8 Mar 2019 | Accredito Teatro

(Teatro Quirino – Roma, 5/17 marzo 2019)

Il potere della calunnia genera il dramma in casa Platania, dove un capofamiglia troppo moralista preferisce prendere le parti di una governante creduta da lui esempio ineccepibile di virtù. Ma la verità viene fuori e a morire per i sensi di colpa sarà proprio chi ha diffamato un’innocente cameriera.

 

 

Leopoldo Platania è un borghese siciliano che vive a Roma con tutta la sua famiglia. Alle spalle il doloroso ricordo della figlia adolescente, che si suicidò in seguito a un rimprovero dato con troppa forza. Si capisce immediatamente che un granitico moralismo impera nella sua mente, fino a renderlo cieco e sordo, incastrato nei pregiudizi delle regole dell’agire corretto. L’estrema adorazione per la governante francese appena assunta, che conquista immediatamente la stima dell’uomo per i suoi modi severi e rigidi, non gli fanno vedere la verità. Caterina Leher, questo il nome di lei, in realtà è una donna infelice che nasconde un tormento. Per un disegno vile e calcolatore accusa di omosessualità la povera cameriera Jana, che viene cacciata per questo a malo modo dalla casa e rispedita in Sicilia. In realtà è lei a vivere questa condizione di diversità e quando verrà scoperta sul fatto, perché la verità poi si manifesta sempre, supplicherà ipocritamente il perdono. Da esempio di perfezione assoluta si rivela così il prototipo dell’antieroina per eccellenza. La recitazione di Ornella Muti, nei panni della governante, conferisce al personaggio quel grado di colpevolezza e di punizione autoinflitta che lo distingue.
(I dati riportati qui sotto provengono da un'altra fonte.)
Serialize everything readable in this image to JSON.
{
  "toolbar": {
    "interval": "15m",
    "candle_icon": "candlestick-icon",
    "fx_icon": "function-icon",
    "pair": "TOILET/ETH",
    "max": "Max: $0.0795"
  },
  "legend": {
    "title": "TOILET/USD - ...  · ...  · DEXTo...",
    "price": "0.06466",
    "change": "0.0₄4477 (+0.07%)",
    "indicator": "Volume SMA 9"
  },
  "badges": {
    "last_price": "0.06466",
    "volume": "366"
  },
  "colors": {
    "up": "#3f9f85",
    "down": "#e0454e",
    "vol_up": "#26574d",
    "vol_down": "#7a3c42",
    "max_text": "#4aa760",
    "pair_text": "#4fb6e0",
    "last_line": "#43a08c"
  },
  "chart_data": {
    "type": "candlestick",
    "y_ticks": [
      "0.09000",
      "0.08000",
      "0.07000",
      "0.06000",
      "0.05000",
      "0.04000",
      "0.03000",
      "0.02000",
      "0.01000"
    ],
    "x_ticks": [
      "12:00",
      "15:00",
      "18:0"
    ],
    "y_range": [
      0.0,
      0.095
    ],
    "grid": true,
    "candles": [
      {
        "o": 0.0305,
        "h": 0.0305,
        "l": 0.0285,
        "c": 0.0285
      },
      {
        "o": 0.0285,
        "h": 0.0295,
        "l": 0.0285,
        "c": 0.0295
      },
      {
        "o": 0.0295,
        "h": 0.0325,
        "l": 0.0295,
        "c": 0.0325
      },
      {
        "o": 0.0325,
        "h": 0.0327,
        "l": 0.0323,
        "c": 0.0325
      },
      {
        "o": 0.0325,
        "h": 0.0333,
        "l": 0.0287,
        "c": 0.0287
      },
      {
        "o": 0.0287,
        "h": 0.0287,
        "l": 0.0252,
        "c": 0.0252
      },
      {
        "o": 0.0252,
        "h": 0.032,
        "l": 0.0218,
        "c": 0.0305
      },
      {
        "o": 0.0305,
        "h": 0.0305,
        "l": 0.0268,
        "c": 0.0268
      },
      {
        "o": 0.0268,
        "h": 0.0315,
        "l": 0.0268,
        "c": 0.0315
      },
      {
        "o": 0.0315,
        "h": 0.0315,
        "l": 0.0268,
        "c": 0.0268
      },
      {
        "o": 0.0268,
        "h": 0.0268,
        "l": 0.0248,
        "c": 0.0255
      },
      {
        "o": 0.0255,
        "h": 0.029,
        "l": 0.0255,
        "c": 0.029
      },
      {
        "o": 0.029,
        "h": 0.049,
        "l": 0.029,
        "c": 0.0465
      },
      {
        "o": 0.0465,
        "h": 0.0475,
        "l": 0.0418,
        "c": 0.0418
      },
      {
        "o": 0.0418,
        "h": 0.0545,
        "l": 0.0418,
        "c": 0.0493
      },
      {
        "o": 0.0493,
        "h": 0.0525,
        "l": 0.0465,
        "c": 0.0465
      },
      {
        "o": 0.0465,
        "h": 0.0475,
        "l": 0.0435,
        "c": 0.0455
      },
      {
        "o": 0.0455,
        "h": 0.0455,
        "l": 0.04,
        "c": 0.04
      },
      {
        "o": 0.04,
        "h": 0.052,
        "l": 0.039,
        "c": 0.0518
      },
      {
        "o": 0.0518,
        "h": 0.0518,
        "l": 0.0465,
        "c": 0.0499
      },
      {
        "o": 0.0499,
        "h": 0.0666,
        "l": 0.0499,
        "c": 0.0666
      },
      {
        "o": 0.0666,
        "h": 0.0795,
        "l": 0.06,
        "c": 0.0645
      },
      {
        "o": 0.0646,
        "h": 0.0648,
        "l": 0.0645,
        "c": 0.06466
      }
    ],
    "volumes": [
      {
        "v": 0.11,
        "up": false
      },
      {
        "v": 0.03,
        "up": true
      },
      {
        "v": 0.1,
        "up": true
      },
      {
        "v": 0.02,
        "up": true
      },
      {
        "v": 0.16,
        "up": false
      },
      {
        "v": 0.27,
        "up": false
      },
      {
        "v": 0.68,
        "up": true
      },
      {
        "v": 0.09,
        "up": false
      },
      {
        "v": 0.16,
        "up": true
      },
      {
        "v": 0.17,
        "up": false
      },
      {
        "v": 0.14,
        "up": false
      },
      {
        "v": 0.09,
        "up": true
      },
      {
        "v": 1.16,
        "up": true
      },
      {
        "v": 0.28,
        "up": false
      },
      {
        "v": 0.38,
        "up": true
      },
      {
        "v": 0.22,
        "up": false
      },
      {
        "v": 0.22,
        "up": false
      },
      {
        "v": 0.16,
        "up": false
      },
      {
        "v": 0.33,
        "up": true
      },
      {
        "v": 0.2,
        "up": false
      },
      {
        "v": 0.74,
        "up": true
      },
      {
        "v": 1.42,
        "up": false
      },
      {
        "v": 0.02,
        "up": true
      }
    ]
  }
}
La commedia, che subì la censura proprio perché tratta anche il tema dell’omosessualità, nonostante sia stata scritta nel 1952, dimostra con sconcertante chiarezza di essere ancora attuale, non fosse altro che per il disorientamento che crea ancora la percezione della diversità e l’agghiacciante facilità con cui a volte si giudicano le vite altrui. Ecco giustificata allora una messa in scena del tutto fedele al testo, anche nelle didascalie. L’interpretazione naturalista si apprezza molto nella recitazione di Enrico Guarneri, nel ruolo di Leopoldo, ma si vede anche nella costruzione della scenografia, che ripropone esattamente l’interno di un appartamento borghese anni Cinquanta. Unico elemento simbolico le pareti, recise a salire come da un colpo di sciabola, che da una parte richiamano l’imperfezione della morale vigente sulla quale è costruita la società, dall’altra sono presagio dell’esistenza recisa della protagonista, che sul finale si toglierà la vita dopo aver appreso la notizia della morte di Jana.